Type d'impôt
Taxe de vente au détail et taxe d'utilisation
Description
Système de génération d'images Genigraphics
Sujet
Assujettissement des personnes et des transactions
Date d'émission
05-28-1985
Mai 28, 1985
Re : §58.1-1821 Demande/Taxe sur les ventes et l'utilisation
Chère ****
Nous répondons ainsi à votre lettre de mars 19, 1985 dans laquelle vous présentez une demande de correction de la taxe sur les ventes et l'utilisation imposée à ***** à la suite d'un récent contrôle.
FAITS
***** ("Contribuable") produit des photographies, des diapositives et des œuvres d'art destinées à la vente ou à la revente. Un récent contrôle du contribuable a donné lieu à une évaluation pour défaut de paiement de la taxe sur les ventes et l'utilisation d'un système générateur d'images Genigraphics utilisé dans la composition et la production des produits du contribuable.
Le contribuable conteste l'imposition du système Genigraphics, affirmant que la section 58.1-608.1 du code de Virginia exonère clairement de la taxe les machines utilisées directement dans la fabrication de produits destinés à la vente ou à la revente. Alors qu'un système similaire a été jugé assujetti à la taxe par le Circuit Court of Fairfax County dans l'affaire ***** v. Commonwealth (1978), le contribuable affirme qu'il existe désormais une exemption en raison des modifications statutaires apportées à l'ancienne section du Virginia Code 58-441.6.
DÉTERMINATION
Depuis sa création à 1966, la loi sur la taxe sur les ventes au détail et l'utilisation en Virginie prévoit une exonération de la taxe sur les ventes et l'utilisation pour divers articles utilisés dans la production de produits destinés à la vente ou à la revente. Cette exemption se trouvait à la section 58-441.6 du code de Virginie avant le mois de janvier 1, 1985 et se trouve maintenant à la section 58.1-608.1 du Virginia Code. Cette exonération de la taxe a été interprétée par la Cour suprême de Virginie dans l'affaire Golden Skillet Corporation v. Commonwealth, 214 Va. 276, 199 S.E. 2d 511 (1973). À l'époque de l'avis de la Cour, l'exemption était libellée comme suit :
"Les termes "vente au détail", "location", "distribution", "utilisation", "stockage" et "consommation" ne comprennent pas les matières industrielles destinées à être traitées, fabriquées, raffinées ou transformées en biens meubles corporels pour la revente, lorsque ces matières industrielles entrent dans la production du produit fini ou en deviennent un élément constitutif ; ces termes ne comprennent pas non plus les matières industrielles qui sont enduites ou imprégnées dans le produit à un stade quelconque de son traitement, de sa fabrication, de son raffinage ou de sa transformation pour la revente ; Ces termes ne comprennent pas non plus les machines, les outils, les pièces de réparation ou de remplacement, le carburant, l'électricité, l'énergie ou les fournitures utilisés directement dans le traitement, la fabrication, le raffinage, l'exploitation minière ou la conversion de produits destinés à la vente ou à la revente. Ces termes ne comprennent pas non plus les matériaux, les conteneurs, les étiquettes, les sacs, les boîtes, les caisses, les fûts ou les sacs destinés à être utilisés ultérieurement pour emballer des biens meubles corporels en vue de l'expédition ou de la vente.

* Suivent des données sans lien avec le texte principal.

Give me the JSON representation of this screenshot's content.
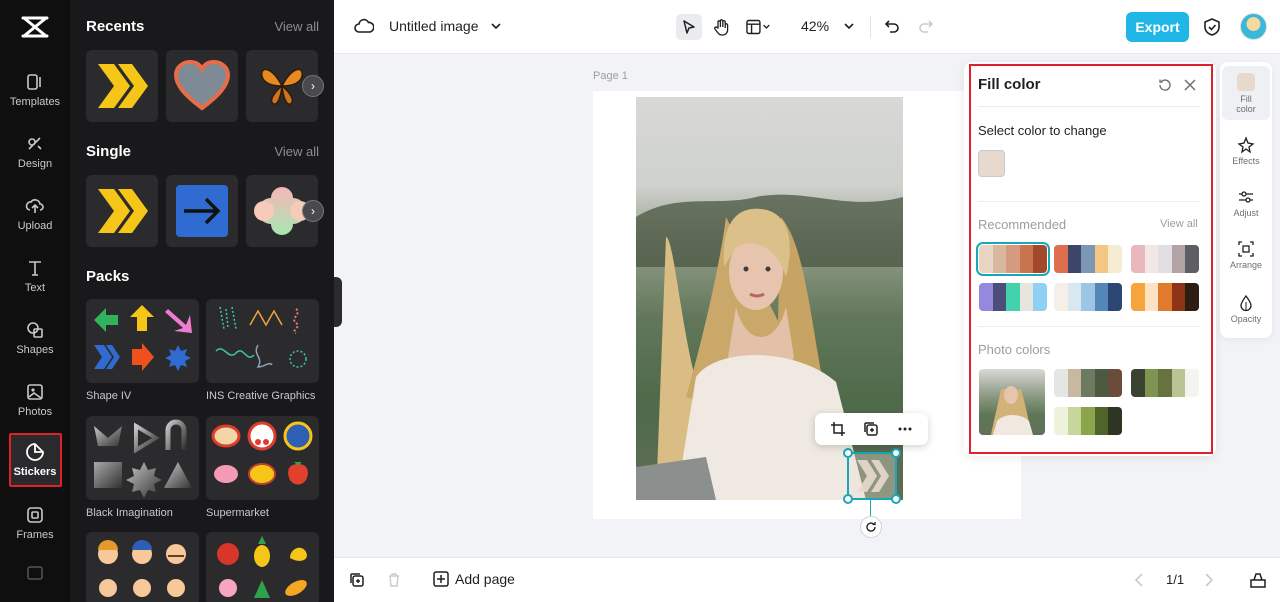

En interprétant la loi d'exemption, le tribunal a noté que :
il s'agit d'un paragraphe d'une seule phrase, dont les différentes dispositions ne sont séparées que par des points-virgules. Ses deux premières dispositions exonèrent industriel matériaux qui entrent dans la production de produits traités, fabriqués, raffinés ou transformés en vue de la vente, qui en sont des composants, qui en sont recouverts ou qui en sont imprégnés. Puis, après un point-virgule, le paragraphe suivant exonère, entre autres, les machines ou outils utilisés directement dans le traitement, la fabrication, le raffinage, l'exploitation minière ou la conversion de produits destinés à la vente ou à la revente. Enfin, le paragraphe exonère certains types de conteneurs et de matériaux utilisés pour l'emballage et l'étiquetage de biens personnels destinés à être expédiés ou vendus.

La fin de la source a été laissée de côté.